Elle monta les quelques marches qui la séparaient encore du maître des lieux et arriva finalement à sa hauteur.

— Bonjour, Sir.
— Bonjour. Comment te sens-tu ?
— Mal… terriblement mal. C’est une souffrance comme nulle autre.
— Je comprends…

Un silence s’installa un court instant, puis l’homme reprit :

— Et maintenant que l’équilibre est rompu, que comptes-tu faire ?
— Trouver une solution pour le rétablir. Faire ce qu’il faut…
— Quelqu’un d’autre est au courant pour Eileen ?
— Non, il n’y a que vous et moi. Je reviendrai la chercher dès que tout sera rentré dans l’ordre…

Les yeux remplis de larmes, elle tendit le couffin à l’homme, déposa un dernier baiser sur le front de son bébé et descendit les escaliers sans se retourner. Alors qu’elle ouvrait la porte de sa voiture pour repartir, l’immortel l’interpella du haut des marches :

— Mon enfant, s’il te plaît… fais attention à toi.

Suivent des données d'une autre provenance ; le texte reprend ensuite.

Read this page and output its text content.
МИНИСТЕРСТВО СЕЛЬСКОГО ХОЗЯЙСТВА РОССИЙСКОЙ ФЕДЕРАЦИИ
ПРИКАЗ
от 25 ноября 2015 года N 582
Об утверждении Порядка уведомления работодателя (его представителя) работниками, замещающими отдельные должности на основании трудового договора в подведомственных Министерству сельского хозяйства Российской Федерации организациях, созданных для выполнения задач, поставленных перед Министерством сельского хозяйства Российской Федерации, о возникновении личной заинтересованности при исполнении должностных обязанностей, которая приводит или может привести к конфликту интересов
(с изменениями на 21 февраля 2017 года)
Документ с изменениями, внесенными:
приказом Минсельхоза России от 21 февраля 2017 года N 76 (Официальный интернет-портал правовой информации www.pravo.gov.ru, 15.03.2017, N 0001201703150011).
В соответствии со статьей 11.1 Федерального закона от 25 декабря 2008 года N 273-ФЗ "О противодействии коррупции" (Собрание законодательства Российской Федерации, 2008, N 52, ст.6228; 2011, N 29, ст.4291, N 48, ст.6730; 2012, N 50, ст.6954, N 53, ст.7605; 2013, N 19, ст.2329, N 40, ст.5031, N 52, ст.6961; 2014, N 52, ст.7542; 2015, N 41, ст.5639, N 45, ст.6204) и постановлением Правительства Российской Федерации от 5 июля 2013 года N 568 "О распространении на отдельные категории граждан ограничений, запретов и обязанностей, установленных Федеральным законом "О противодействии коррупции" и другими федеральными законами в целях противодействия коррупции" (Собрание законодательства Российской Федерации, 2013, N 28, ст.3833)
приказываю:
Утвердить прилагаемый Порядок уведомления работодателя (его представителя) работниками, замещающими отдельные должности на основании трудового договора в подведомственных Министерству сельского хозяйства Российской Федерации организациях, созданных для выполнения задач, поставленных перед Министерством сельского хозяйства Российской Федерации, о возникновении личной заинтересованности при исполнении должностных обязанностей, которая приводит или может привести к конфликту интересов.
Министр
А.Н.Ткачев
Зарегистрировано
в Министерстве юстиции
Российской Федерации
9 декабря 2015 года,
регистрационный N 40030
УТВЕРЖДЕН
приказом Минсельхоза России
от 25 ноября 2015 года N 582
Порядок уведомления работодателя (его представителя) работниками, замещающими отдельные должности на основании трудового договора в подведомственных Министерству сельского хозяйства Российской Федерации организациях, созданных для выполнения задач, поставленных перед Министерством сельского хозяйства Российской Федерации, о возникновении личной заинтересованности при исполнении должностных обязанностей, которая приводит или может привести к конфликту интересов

La jeune femme tourna son regard vers lui, silencieuse. Le vent se leva brusquement, balayant le flan de la montagne d’une bourrasque éphémère. Quelques effluves de bruyère parcoururent l’air, ainsi qu’une fleur, qui vint rouler à ses pieds ; un chardon, de couleur noire… elle se baissa pour la ramasser.

La nuit venait de tomber sur les Highlands. Dans cette atmosphère sombre et glaciale, seule une ombre demeurait encore au pas de la porte en chêne, un reflet brumeux qui portait un couffin ; à l’intérieur, une enfant au destin incertain se mit à pleurer…

Chapitre 2

Elle avait toute la vie devant elle, si belle, si jeune… mais on me l’a arrachée, et je me retrouve seul désormais, avec ma peine et ma souffrance. Elle, au moins, ne souffre plus ! C’est la seule chose qui me réconforte un peu. Et toutes ces personnes dans la rue qui s’amusent, qui rient, qui déambulent comme si de rien n’était… Mais effectivement, il n’en est rien pour elles, seulement pour moi. Je ne les supporte plus, il faut que je sorte, que je m’éloigne de tous ces cons.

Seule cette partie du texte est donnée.